HAMPSHIRE police’s chief constable has said sorry over her force’s three investigations into Gosport’s hospital deaths and said it will hand over in the ‘coming days’.
But Olivia Pinkney stopped short of confirming a new investigation would be started by another force.
Any decision to start a fourth police probe would be with the force that takes over.
But Hampshire’s crime commissioner Michael Lane said any fresh allegations received in the wake of the Gosport Independent Panel could spark an investigation.
As reported, the panel found 456 patients at Gosport War Memorial Hospital had their lives shortened through the institutional practice of prescribing opioids without medical justification.
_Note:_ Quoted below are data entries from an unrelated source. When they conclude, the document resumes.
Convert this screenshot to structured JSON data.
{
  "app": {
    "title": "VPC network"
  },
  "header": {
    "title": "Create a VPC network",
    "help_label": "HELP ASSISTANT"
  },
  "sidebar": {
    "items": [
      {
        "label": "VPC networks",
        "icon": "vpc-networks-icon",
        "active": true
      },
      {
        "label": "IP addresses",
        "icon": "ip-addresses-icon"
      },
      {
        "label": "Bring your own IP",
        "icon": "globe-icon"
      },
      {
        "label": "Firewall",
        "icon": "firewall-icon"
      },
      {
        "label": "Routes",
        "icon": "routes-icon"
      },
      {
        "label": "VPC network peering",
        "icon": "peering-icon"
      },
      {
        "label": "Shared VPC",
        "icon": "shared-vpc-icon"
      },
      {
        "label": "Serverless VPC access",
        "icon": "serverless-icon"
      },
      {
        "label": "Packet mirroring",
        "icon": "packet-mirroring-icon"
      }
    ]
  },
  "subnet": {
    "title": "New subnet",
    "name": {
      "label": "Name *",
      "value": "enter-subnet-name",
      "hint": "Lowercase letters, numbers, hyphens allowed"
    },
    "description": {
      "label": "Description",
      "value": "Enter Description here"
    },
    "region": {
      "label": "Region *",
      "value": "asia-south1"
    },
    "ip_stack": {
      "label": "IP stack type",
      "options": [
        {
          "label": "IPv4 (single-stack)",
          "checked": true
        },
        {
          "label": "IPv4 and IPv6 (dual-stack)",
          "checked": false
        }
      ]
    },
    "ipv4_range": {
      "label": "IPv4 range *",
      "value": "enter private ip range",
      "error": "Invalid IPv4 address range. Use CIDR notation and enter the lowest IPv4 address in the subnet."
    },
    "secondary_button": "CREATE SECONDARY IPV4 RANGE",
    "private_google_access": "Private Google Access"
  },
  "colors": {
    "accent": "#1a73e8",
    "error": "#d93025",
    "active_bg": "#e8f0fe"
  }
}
Another 200 ‘probably’ died in the same way but missing medical reports meant the panel could not be as certain.
Its report named Dr Jane Barton, 69, as ‘responsible for the practice of prescribing’ on the wards.
Mrs Pinkney’s apology yesterday said sorry for the ‘distress’ caused since the first police investigation in 1991.
Officers took 11 days to dismiss Gillian Mackenzie, now 84, and her sister Lesley Lack as ‘troublemakers’.
Gillian raised concerns over her mother 91-year-old Gladys Richards’ death at the hospital in 1998.
Yesterday Mrs Pinkney said: ‘The force has always acknowledged that the first two police investigations were not of a high quality.
‘The report makes clear a view from the panel that the third did not look widely enough.
‘We accept the panel’s findings and I would like to take this opportunity to apologise for our part in the distress caused to families for so many years.’
Reacting to the chief constable’s statement, Bridget Reeves – whose 88-year-old grandmother Elsie Devine died at the hospital in 1999 – said: ‘The police want to step back but do not want to stand up and admit what they have done.
‘They do not want to apologise to the families for the abhorrent way they carried out their investigations.
‘When we first reported my grandmother’s death to them, they came to the house and told us there will be a criminal case and they would take this to the Old Bailey.
‘They led us to believe this would be a criminal investigation when they knew they did not have enough evidence.
‘What they need to do is stand up and say they got it wrong.
‘We need another police force, one with more integrity than the people who ran Hampshire police in those days.’
Mrs Pinkney said the force would take a ‘step back’ but the transfer would be ‘taken forward as quickly as possible’.
It would be for the Crown Prosecution Service to outline whether any action is possible, she said.
Gosport MP Caroline Dinenage said it was a ‘wise decision’ for the county’s force to step back.
She said: ‘With so many failed investigations into this tragic matter in the past, it’s vital that this important work is now passed to a force that can look afresh and rebuild the families’ trust in our police.’
The report criticised all three police investigations into the deaths at the hospital between 1989 and 2000.
Commissioner Mr Lane said he asked Mrs Pinkney to keep him informed ‘every week about the progress made... to make sure where we do it deliberately, professionally and appropriately but (also) keep a sense of pace’.
Mr Lane added there was ‘the possibility of more people’ coming forward with allegations and ‘that may well create in the normal course of things an investigation requirement’.
He said: ‘I will scrutinise the force’s actions in response to the report at every step on behalf of those families affected and the wider communities.’
Mr Lane, who said families ‘endured the pain and distress of unanswered questions’ for ‘far too long’, added: ‘Hampshire Constabulary is not the same as it was 20 years ago.’
During the three police probes, six police conduct investigations were held, with one review by the watchdog, the IPCC. The IPCC also ran one investigation.
Poor communication with the families, branded as ‘inadequate’, rocked the police probes.
In the first probe there had been no attempt to seek advice from the Crown Prosecution service, and a superintendent said ‘further investigation would not be appropriate’.
The panel found that the three probes uncovered evidence that ‘offences under the Health and Safety at Work Act 1974, and/or corporate manslaughter, might have been committed’.
In the 1998 investigation, Detective Constable Richard Maddison wrote: ‘I have no idea why these two sisters are so out to stir up trouble.’
Yesterday Mrs Pinkney said she has ‘already instructed my force to prepare plans so that this can be handed over to a different lead force’.
Mrs Pinkney added: ‘This will be taken forward as quickly as possible.
‘Following this I will communicate my decision with the families first.
‘I very much hope that this transparent approach will be echoed across all agencies and the momentum that the panel’s report has brought can continue.’